Table of Contents
My Scala Sed project is still a work in progress, but I made some progress on a new version this week. My initial need this week was to have Sed return a String
rather than printing directly to STDOUT. This change gave me more ability to post-process a file. After that I realized it would really be useful if the custom function I pass to Sed had two more pieces of information available to it:
- The line number of the string Sed passed to it
- A
Map
of key/value pairs the helper function could use while processing the file
Note: In this article “Sed” refers to my project, and “sed” refers to the Unix command-line utility.
Basic use
In a “basic use” scenario, this is how I use the new version of Sed in a Scala shell script to change the “layout:” lines in 55 Markdown files whose names are in the files-to-process.txt file:
#!/bin/sh
exec scala (more here) ...
!#
import (more here) ...
val filenames = readFileAsList("files-to-process.txt")

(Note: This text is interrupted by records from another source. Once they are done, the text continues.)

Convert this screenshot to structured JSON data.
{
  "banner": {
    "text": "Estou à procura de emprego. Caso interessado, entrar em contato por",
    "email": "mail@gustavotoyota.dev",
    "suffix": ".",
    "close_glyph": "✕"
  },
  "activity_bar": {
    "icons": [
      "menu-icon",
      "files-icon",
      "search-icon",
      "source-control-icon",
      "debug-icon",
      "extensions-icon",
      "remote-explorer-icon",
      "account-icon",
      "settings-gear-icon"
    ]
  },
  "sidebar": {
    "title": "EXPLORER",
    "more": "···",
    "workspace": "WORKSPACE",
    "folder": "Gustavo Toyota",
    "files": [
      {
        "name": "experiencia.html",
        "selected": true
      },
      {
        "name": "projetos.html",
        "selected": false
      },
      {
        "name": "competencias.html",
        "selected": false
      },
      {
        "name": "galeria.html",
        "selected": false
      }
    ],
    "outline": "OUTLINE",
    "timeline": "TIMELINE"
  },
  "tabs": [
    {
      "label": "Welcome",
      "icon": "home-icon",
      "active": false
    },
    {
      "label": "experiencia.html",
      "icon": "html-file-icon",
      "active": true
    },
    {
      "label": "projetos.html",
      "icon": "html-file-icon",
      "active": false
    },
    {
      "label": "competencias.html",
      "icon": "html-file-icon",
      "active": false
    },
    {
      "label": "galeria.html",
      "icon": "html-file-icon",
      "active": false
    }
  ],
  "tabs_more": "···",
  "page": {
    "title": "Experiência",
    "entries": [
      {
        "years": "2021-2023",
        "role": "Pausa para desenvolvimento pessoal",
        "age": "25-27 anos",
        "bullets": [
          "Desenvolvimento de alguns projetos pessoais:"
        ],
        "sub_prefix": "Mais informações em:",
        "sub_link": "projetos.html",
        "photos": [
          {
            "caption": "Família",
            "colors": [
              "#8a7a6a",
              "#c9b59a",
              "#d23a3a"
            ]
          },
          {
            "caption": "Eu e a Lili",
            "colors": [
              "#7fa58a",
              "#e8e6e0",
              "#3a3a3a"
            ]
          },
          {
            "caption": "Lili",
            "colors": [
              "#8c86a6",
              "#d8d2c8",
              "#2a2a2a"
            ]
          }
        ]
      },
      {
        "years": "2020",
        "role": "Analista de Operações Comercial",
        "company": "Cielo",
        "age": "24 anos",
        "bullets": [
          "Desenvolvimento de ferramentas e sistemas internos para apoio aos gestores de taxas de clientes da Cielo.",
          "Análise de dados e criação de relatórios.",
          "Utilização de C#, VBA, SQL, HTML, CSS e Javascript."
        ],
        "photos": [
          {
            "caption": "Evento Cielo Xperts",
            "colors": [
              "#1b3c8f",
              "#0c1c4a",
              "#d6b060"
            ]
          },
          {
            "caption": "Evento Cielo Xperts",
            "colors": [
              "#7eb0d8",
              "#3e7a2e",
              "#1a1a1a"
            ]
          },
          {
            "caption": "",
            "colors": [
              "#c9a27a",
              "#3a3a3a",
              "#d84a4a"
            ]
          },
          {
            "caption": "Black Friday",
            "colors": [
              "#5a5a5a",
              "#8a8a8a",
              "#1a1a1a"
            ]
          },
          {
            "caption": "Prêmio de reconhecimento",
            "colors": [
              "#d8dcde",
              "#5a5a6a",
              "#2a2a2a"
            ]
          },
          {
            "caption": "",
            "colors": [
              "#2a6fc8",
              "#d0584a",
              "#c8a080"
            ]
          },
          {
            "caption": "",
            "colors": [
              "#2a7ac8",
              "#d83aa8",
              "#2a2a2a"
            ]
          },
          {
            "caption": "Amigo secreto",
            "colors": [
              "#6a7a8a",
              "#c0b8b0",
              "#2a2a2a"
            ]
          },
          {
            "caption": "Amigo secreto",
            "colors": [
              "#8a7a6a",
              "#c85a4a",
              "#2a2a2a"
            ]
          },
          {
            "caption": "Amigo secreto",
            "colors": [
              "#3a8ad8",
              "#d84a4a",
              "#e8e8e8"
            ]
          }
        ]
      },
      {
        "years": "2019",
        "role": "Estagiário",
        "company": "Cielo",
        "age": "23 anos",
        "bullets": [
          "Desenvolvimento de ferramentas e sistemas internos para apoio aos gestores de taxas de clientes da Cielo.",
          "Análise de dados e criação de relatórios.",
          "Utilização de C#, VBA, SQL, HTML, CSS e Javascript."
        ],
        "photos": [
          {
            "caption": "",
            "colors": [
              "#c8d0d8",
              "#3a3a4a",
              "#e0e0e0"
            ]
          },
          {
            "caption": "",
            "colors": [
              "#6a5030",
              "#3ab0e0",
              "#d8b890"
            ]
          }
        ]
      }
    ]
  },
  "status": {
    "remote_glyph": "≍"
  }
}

for (filename <- filenames) {
println(s"processing $filename ...")
val source = Source.fromFile(filename)
val sedResult: String = SedFactory.getSed(source, updateLayout _).run
writeFile(filename, sedResult)
}
def updateLayout(currentLine: String): SedAction = {
if (currentLine.startsWith("layout:")) {
UpdateLine("layout: book")
} else {
UpdateLine(currentLine)
}
}
As you can see in the updateLayout
function, all I do is a simple search-and-replace on the layout:
line. The important things are (a) my custom function named updateLayout
, and (b) this line of code where I pass that function to create an appropriate Sed interpreter:
val sedResult: String = SedFactory.getSed(source, updateLayout _).run
Using a Map
In a more complicated scenario, my custom function may need to update every line with some data kept in a key/value Map. In that scenario my function might look like this:
def updateHeader(
currentLine: String,
currentLineNum: Int,
kvMap: Map[String, String]
): SedAction = {
if (currentLine.startsWith("num:")) {
// add the `next-page` and `prev-page` fields after the `num` field
val nextPage = kvMap("next-page")
val prevPage = kvMap("prev-page")
val rez = s"${currentLine}\nprevious-page: ${prevPage}\nnext-page: ${nextPage}"
UpdateLine(rez)
} else {
UpdateLine(currentLine)
}
}
In this situation I need to create a unique map for each of the 55 files I’m processing, so some pseudocode for my program’s main loop looks like this:
for (filename <- filenames) {
val source = Source.fromFile(filename)
// do some work to derive the map variables, then this:
val kvMap = Map(
"num" -> s"$counter",
"next-page" -> nextPage,
"prev-page" -> prevPage
)
val sedResult = new Sed(source, updateHeader _, kvMap).run
writeFile(filename, sedResult)
}
Match expressions
Despite showing if/else expressions in those examples, what I usually do is write match
expressions inside my custom Sed functions. Here’s an example that demonstrates a typical match
expression:
def rmNextPrevPageLines(currentLine: String): SedAction = currentLine match {
case r"^next-page:.*" => DeleteLine
case r"^previous-page:.*" => DeleteLine
case _ => UpdateLine(currentLine)
}
This is much more sed-like. Please note that the code in this example is made possible by Jon Pretty’s Kaleidoscope library, which allows the use of regular expressions in match
expressions. I write a little more about Kaleidoscope in How to use regex pattern matching in a Scala match expression, so see that article and the Kaleidoscope page for more details.
Sed limitations
Please note that because this version of Sed returns a String, one limitation of this approach is memory-related, i.e., you probably won’t want to process very large files with it.
My Sed project
If you’re interested in more details, here’s a link to my Scala Sed project:
That project has a couple of README files that explain some things. The new code I just demonstrated is in the Sed subproject, specifically under the com.alvinalexander.sed_tostring package. See the Sed
class in that package and its associated tests for more details.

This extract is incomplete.